UPDATE: see Big Bang Blogged Blindly for a full update of the REAL situation. That’s what I get for looking to the Sun for anything but tits.

It’s easy. Just look like Damien‘s little sister here:

Sarah Dean

Story from the Sun, paraphrased here to spare your virgin eyes from sight of the twisted perversions they call Journalism over the pond.

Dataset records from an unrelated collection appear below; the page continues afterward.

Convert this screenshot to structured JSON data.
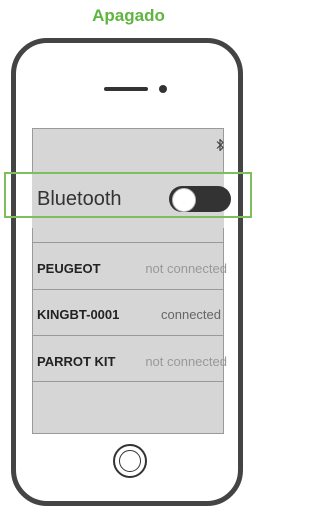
{
  "state_label": "Apagado",
  "bluetooth": {
    "label": "Bluetooth",
    "enabled": false
  },
  "devices": [
    {
      "name": "PEUGEOT",
      "status": "not connected"
    },
    {
      "name": "KINGBT-0001",
      "status": "connected"
    },
    {
      "name": "PARROT KIT",
      "status": "not connected"
    }
  ],
  "icons": {
    "status": "bluetooth-icon",
    "home": "home-button"
  },
  "colors": {
    "title": "#5fb53f",
    "highlight": "#7dbf5c",
    "screen": "#d6d6d6",
    "toggle_off": "#333333"
  }
}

Oh, ho, ho! what a funny our little Sarah pulled! The love! Comely blonde Sarah Dean, who has a silly little job in the travel industry where she has access to passport numbers, passenger lists, flight plans, airport maps, etc, can’t afford posh transport and drives a VW, and we all know that anything lower than a Bentley is a beater, so it’s just nature’s way that the bally thing went and blew itself up [seems not] on June 29th, just one day before the discovery of the car bombs in London and two days before the SUV-based incendiary attack on Glasgow airport; why, the damn thing was in such rough shape that it erupted in what witnesses called “a fireball”[maybe they did and maybe they didn’t but it certainly doesn’t appear to have been a fireball], taking out itself completely, plus destroying the rather solidly-built Porsche sitting beside it, as well as the no-name car on the opposite side. [minor damage to the other two cars, and no explosion] Poor Sarah!

To be serious for a moment, either people with connections to the travel industry who happen to be blowing cars up in the UK are a risk or they are not. Either all such people should be investigated for connections to terrorism, or none should be. I have not the slightest idea of Sarah Dean is a hapless clerk or a terrorist mastermind, but then neither do you. Let this very weird, very peculiarily timed incident be fully investigated. Cars rarely blow up, especially German ones.

A friend of mine, not given to the wearing of tinfoil chapeaux, suggested an interesting explanation for all the virus outbreaks on cruise ships: someone was doing a dry run.